Through the intensely intimate relationship that arises between God and humans in the incarnation of the Word in Christ, God gives us the gift of God's own life. This simple claim provides the basis for Kathryn Tanner's powerful study of the centrality of Jesus Christ for all Christian thought and life: if the divine and the human are united in Christ, then Jesus can be seen as key to the pattern that organizes the whole, even while God's ways remain beyond our grasp. Drawing on the history of Christian thought to develop an innovative Christ-centered theology, this book sheds fresh light on major theological issues such as the imago dei, the relationship between nature and grace, the Trinity's implications for human community, and the Spirit's manner of working in human lives. Originally delivered as Warfield Lectures at Princeton Theological Seminary, it offers a creative and compelling contribution to contemporary theology.
Professor Tanner joined the Yale Divinity School faculty in 2010 after teaching at the University of Chicago Divinity School for sixteen years and in Yale’s Department of Religious Studies for ten. Her research relates the history of Christian thought to contemporary issues of theological concern using social, cultural, and feminist theory. She is the author of God and Creation in Christian Theology: Tyranny or Empowerment? (Blackwell, 1988); The Politics of God: Christian Theologies and Social Justice (Fortress, 1992); Theories of Culture: A New Agenda for Theology (Fortress, 1997); Jesus, Humanity and the Trinity: A Brief Systematic Theology (Fortress, 2001); Economy of Grace (Fortress, 2005); Christ the Key (Cambridge, 2010); and scores of scholarly articles and chapters in books that include The Oxford Handbook of Systematic Theology, which she edited with John Webster and Iain Torrance.

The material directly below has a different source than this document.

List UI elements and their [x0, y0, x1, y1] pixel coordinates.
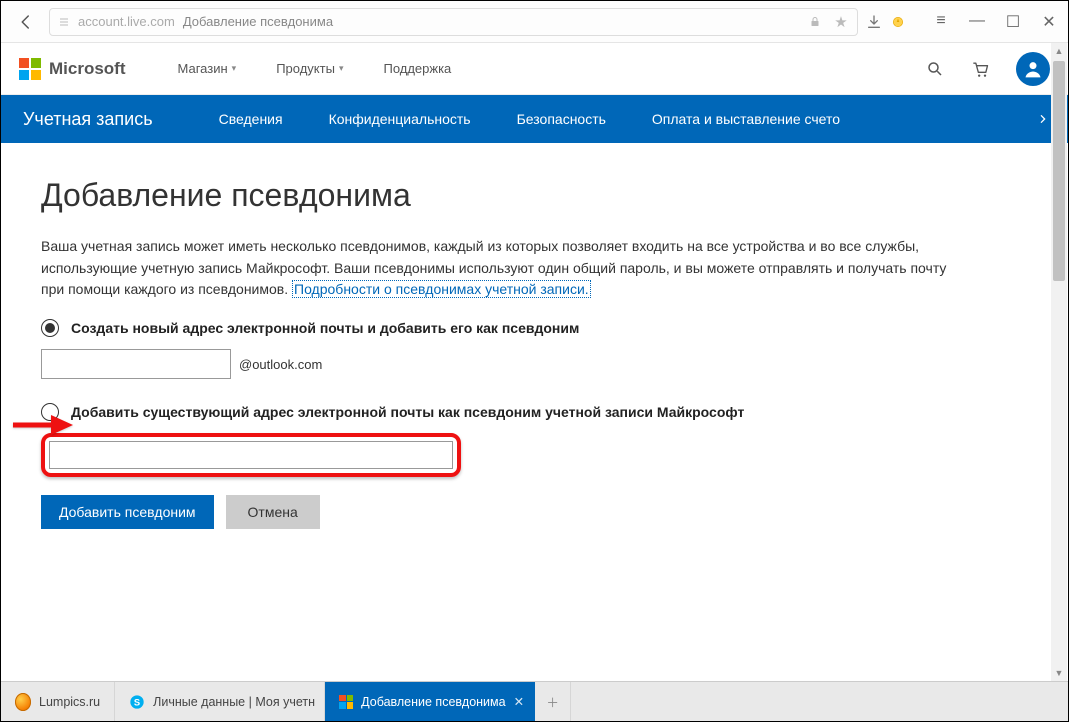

She serves on the editorial boards of Modern Theology, International Journal of Systematic Theology, and Scottish Journal of Theology, and is a former coeditor of the Journal of Religion. Active in many professional societies, Professor Tanner is a past president of the American Theological Society, the oldest theological society in the United States. For eight years she has been a member of the Theology Committee that advises the Episcopal Church’s House of Bishops. In the academic year 2010–11, she had a Luce Fellowship to research financial markets and the critical perspectives that Christian theology can bring to bear on them. In 2015–16, she will deliver the Gifford Lectures at the University of Edinburgh in Scotland.

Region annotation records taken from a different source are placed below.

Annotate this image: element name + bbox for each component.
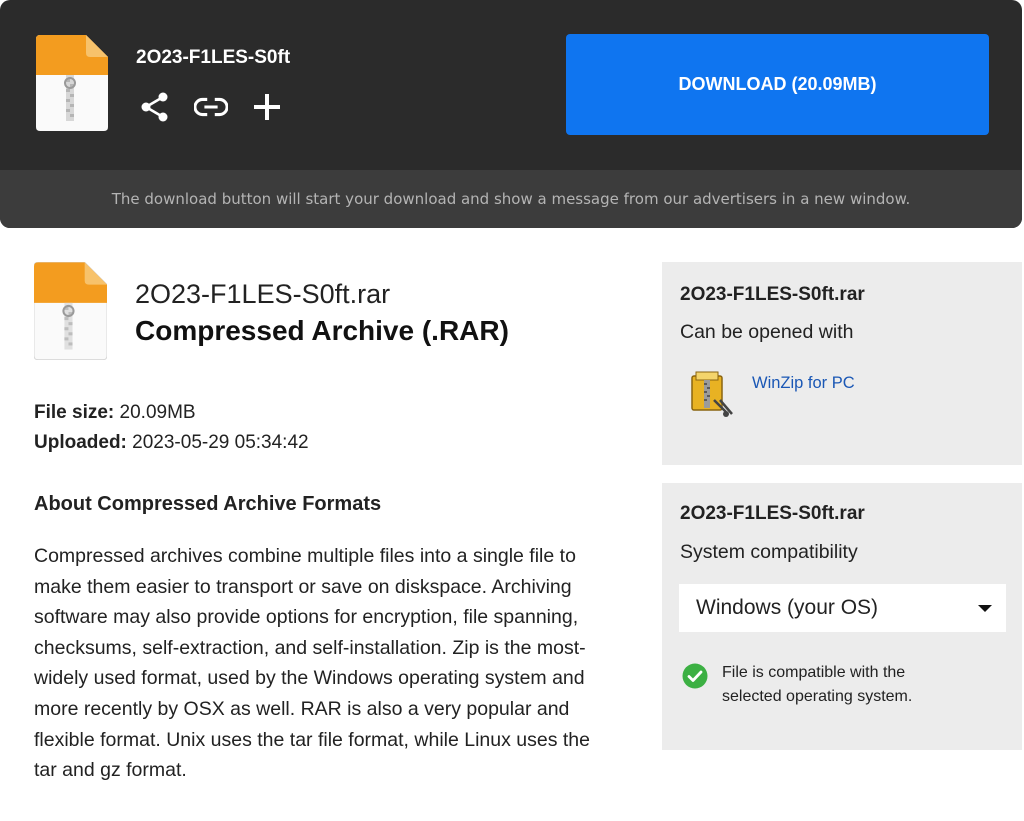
winzip-label[interactable]: WinZip for PC [752,374,855,393]
check-circle-icon [682,663,708,689]
os-select[interactable]: Windows (your OS) [679,584,1006,632]
open-panel-file-name: 2O23-F1LES-S0ft.rar [680,284,865,305]
about-text: Compressed archives combine multiple fil… [34,545,590,782]
file-type: Compressed Archive (.RAR) [135,315,509,346]
copy-link-button[interactable] [194,90,228,124]
header-file-title: 2O23-F1LES-S0ft [136,47,291,68]
download-header: 2O23-F1LES-S0ft DOWNLOAD (20.09MB) The d… [0,0,1022,228]
chevron-down-icon [978,605,992,612]
winzip-icon [691,371,733,417]
about-title: About Compressed Archive Formats [34,493,382,515]
winzip-link[interactable]: WinZip for PC [690,370,855,418]
header-main: 2O23-F1LES-S0ft DOWNLOAD (20.09MB) [0,0,1022,170]
compat-status: File is compatible with the selected ope… [682,661,962,709]
compat-status-text: File is compatible with the selected ope… [722,664,913,705]
archive-file-icon [36,35,108,131]
add-button[interactable] [250,90,284,124]
download-notice: The download button will start your down… [0,170,1022,228]
uploaded-value: 2023-05-29 05:34:42 [126,432,309,453]
file-size-label: File size: [34,402,115,423]
plus-icon [254,94,280,120]
compat-panel-file-name: 2O23-F1LES-S0ft.rar [680,503,865,524]
header-actions [138,90,284,124]
file-size-value: 20.09MB [114,402,196,423]
share-button[interactable] [138,90,172,124]
uploaded-row: Uploaded: 2023-05-29 05:34:42 [34,428,309,458]
file-size-row: File size: 20.09MB [34,398,309,428]
share-icon [141,92,168,122]
open-with-panel: 2O23-F1LES-S0ft.rar Can be opened with W… [662,262,1022,465]
os-select-value: Windows (your OS) [696,596,879,619]
uploaded-label: Uploaded: [34,432,127,453]
link-icon [194,97,228,117]
compatibility-panel: 2O23-F1LES-S0ft.rar System compatibility… [662,483,1022,750]
open-panel-subtitle: Can be opened with [680,321,854,343]
archive-file-icon-large [34,262,107,360]
file-name: 2O23-F1LES-S0ft.rar [135,279,391,309]
file-meta: File size: 20.09MB Uploaded: 2023-05-29 … [34,398,309,458]
compat-panel-subtitle: System compatibility [680,541,858,563]
download-button[interactable]: DOWNLOAD (20.09MB) [566,34,989,135]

4.5. As a theologian, Kathryn Tanner is a traditional maverick (oxymoron intended). She takes what the life of Christianity has generated throughout its history and tinkers with it–bends and turns it. For Tanner, the tradition is not just a church history class, frozen in its past, but a type of language or discourse Christians inhabit as a way to “creatively redeploy” in the present (à la Wittgenstein’s theory of projection/extension). Underlying her central thesis–that Christ is the key to all that God is doing everywhere–there is a mingling of old and new.
Tanner’s strategy and the countless moves she makes are so numerous that a review would jeopardize the hidden subtleties of her many explorations. Although I wasn’t convinced at every turn, I think Tanner is one of the greatest living theologians working in the English language. And when she teaches, I listen.

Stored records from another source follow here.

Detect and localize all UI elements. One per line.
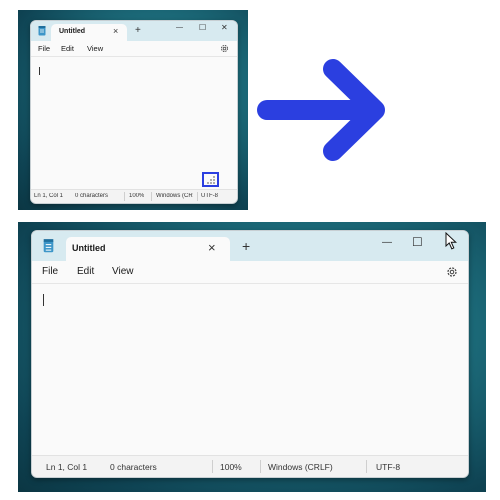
status-position[interactable]: Ln 1, Col 1 bbox=[34, 193, 63, 199]
notepad-icon bbox=[38, 26, 46, 36]
resize-grip-icon bbox=[207, 176, 215, 184]
status-encoding[interactable]: UTF-8 bbox=[376, 462, 400, 472]
notepad-icon bbox=[43, 239, 54, 253]
new-tab-button[interactable]: + bbox=[135, 25, 141, 36]
gear-icon[interactable] bbox=[220, 44, 229, 53]
tab-untitled[interactable]: Untitled × bbox=[66, 237, 230, 261]
text-caret bbox=[39, 67, 40, 75]
status-divider bbox=[151, 192, 152, 201]
menu-file[interactable]: File bbox=[38, 44, 50, 53]
status-divider bbox=[366, 460, 367, 473]
maximize-button[interactable]: ☐ bbox=[199, 23, 206, 32]
status-zoom[interactable]: 100% bbox=[129, 193, 144, 199]
text-caret bbox=[43, 294, 44, 306]
status-line-ending[interactable]: Windows (CR bbox=[156, 193, 194, 199]
status-divider bbox=[124, 192, 125, 201]
menu-edit[interactable]: Edit bbox=[61, 44, 74, 53]
status-zoom[interactable]: 100% bbox=[220, 462, 242, 472]
minimize-button[interactable]: — bbox=[382, 237, 392, 248]
notepad-window-large: Untitled × + — ☐ ✕ File Edit View Ln 1, … bbox=[31, 230, 469, 478]
maximize-button[interactable]: ☐ bbox=[412, 235, 423, 249]
menu-bar: File Edit View bbox=[32, 261, 468, 284]
minimize-button[interactable]: — bbox=[176, 24, 183, 31]
mouse-cursor-icon bbox=[445, 232, 457, 250]
status-divider bbox=[212, 460, 213, 473]
status-divider bbox=[260, 460, 261, 473]
resize-grip-highlight[interactable] bbox=[202, 172, 219, 187]
desktop-after: Untitled × + — ☐ ✕ File Edit View Ln 1, … bbox=[18, 222, 486, 492]
status-encoding[interactable]: UTF-8 bbox=[201, 193, 218, 199]
status-position[interactable]: Ln 1, Col 1 bbox=[46, 462, 87, 472]
close-button[interactable]: ✕ bbox=[221, 23, 228, 32]
new-tab-button[interactable]: + bbox=[242, 238, 250, 254]
title-tab-bar: Untitled × + — ☐ ✕ bbox=[31, 21, 237, 41]
tab-title: Untitled bbox=[59, 28, 86, 35]
menu-file[interactable]: File bbox=[42, 266, 58, 277]
tab-close-icon[interactable]: × bbox=[208, 240, 216, 255]
tab-title: Untitled bbox=[72, 243, 106, 253]
menu-bar: File Edit View bbox=[31, 41, 237, 57]
status-line-ending[interactable]: Windows (CRLF) bbox=[268, 462, 333, 472]
gear-icon[interactable] bbox=[446, 266, 458, 278]
text-editor[interactable] bbox=[31, 57, 237, 189]
status-bar: Ln 1, Col 1 0 characters 100% Windows (C… bbox=[31, 189, 237, 203]
tab-close-icon[interactable]: × bbox=[113, 26, 118, 36]
text-editor[interactable] bbox=[32, 284, 468, 455]
menu-view[interactable]: View bbox=[87, 44, 103, 53]
status-char-count: 0 characters bbox=[75, 193, 109, 199]
menu-view[interactable]: View bbox=[112, 266, 134, 277]
status-char-count: 0 characters bbox=[110, 462, 157, 472]
status-bar: Ln 1, Col 1 0 characters 100% Windows (C… bbox=[32, 455, 468, 477]
title-tab-bar: Untitled × + — ☐ ✕ bbox=[32, 231, 468, 261]
tab-untitled[interactable]: Untitled × bbox=[51, 24, 127, 41]
menu-edit[interactable]: Edit bbox=[77, 266, 94, 277]
status-divider bbox=[197, 192, 198, 201]
arrow-right-icon bbox=[257, 59, 385, 161]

Really thorough and well-researched/defended (even if I only grasped 40% max). I'm way too theologically conservative to get on board with a number of her conclusions (or premises), but still a truly excellent work that has been key to modern Christological study.
Tanner is a top-tier theologian who rights clearly and precisely. She also is deeply entrenched in the writings of the Fathers. Virtually every chapter is filled with insight, e.g., she argues for a nuanced approach to the filioque, she argues against social trinitarianisms and their application to sociopolitical realities, and offers an intriguing account of how we as humans participate in Christ. This is her sequel to her Jesus, Humanity and the Trinity and so the reader would benefit from reading Christ the Key after reading this earlier work. In Christ the Key, she helpfully fills out reasons why she rejected penal substitutionary atonement in her earlier book by presenting a positive account of the incarnation as atoning. Must read for anyone interested in systematic theology.
NEW REVIEW (05.13.17) This is my second time reading it all the way through.
And I still cannot stress this enough: this is a theological masterpiece.
What fresh insights can be poured over when Christ is the key to theology? What happens to tired theological debates and topics when Christ is the key? These are the challenges Kathryn Tanner uptakes throughout the book. Carefully balancing heated arguments, on the one hand, and meticulous, painstaking articulation of the Christian tradition, on the other, Tanner puts forth convincingly (I think), time and time again, Christ-centered solutions. Each chapter, save the first, seem to have clear dialogue partners: (chs. 2-3) Catholics and Protestants, (ch. 4) East and West, (ch. 5) social trinitarianists, (ch. 6) various atonement theories and their critics, and (ch. 7) those claim unmediated religious authority. At the end of each chapter, Tanner seems to suggest (though she does not explicitly): "Why wouldn't you want to believe this?" Tanner wants to stake that Christian theology revolves around the claim that "God wants to give us the fullness of God's own life through the closest possible relationship with us as that comes to completion in Christ" (vii). In other words, God wants us to be with him. And, yes. I do want to believe this -- but, oh God, help me in my unbelief.
OLD REVIEW (07.20.16) Current Issues in Theology strives to exhibit cutting-edge and thorough theologies by the finest minds in the league. Kathryn Tanner easily tops the list. Her academic credentials, superb; her writing, sublime; and her theological clarity and import, magnificent. Yet these were discovered not by a third-party voice but in her work in Christ the Key. I cannot stress this enough: this is one of the best theological reads I have ever read. Ever. Although not the most accessible reads--hard work and full concentration are needed--the fruits of one's tireless efforts profit richly. Tanner's insistence on Christocentric theology (hence, her tagline: "Christ the key") is refreshing and high valuation of humanity is astounding. Mysteriously wonderful is the God-Man Jesus who took on flesh to heal and elevate humanity to participate in the life of the Triune God. Hallelujah. Amen.
Thought it was really good. Sometimes I think Tanner goes too far in ruling out certain readings - while her atonement idea is compelling, I don't think it overrules other ones - but I love her emphasis on our relation to God through Christ.
In this constructive work, Tanner attempts to bridge the gap between Roman Catholic and Protestant doctrines of salvation. Her constructive proposal ends up in neither camp, but looks more close to Eastern Orthodox than anything else. An interesting and thought-provoking work.
This is a great work in which Tanner establishes her theological anthropology as two senses of imago dei: the weak sense and strong sense. In so doing, she breaks down social trinitarianism by tearing down the patrological ideal of the Trinity and establishes a social Christology, which Christology shows that Christ's relationship to the world is the proper model of human relations rather than any hierarchical model found within trinitarian theology.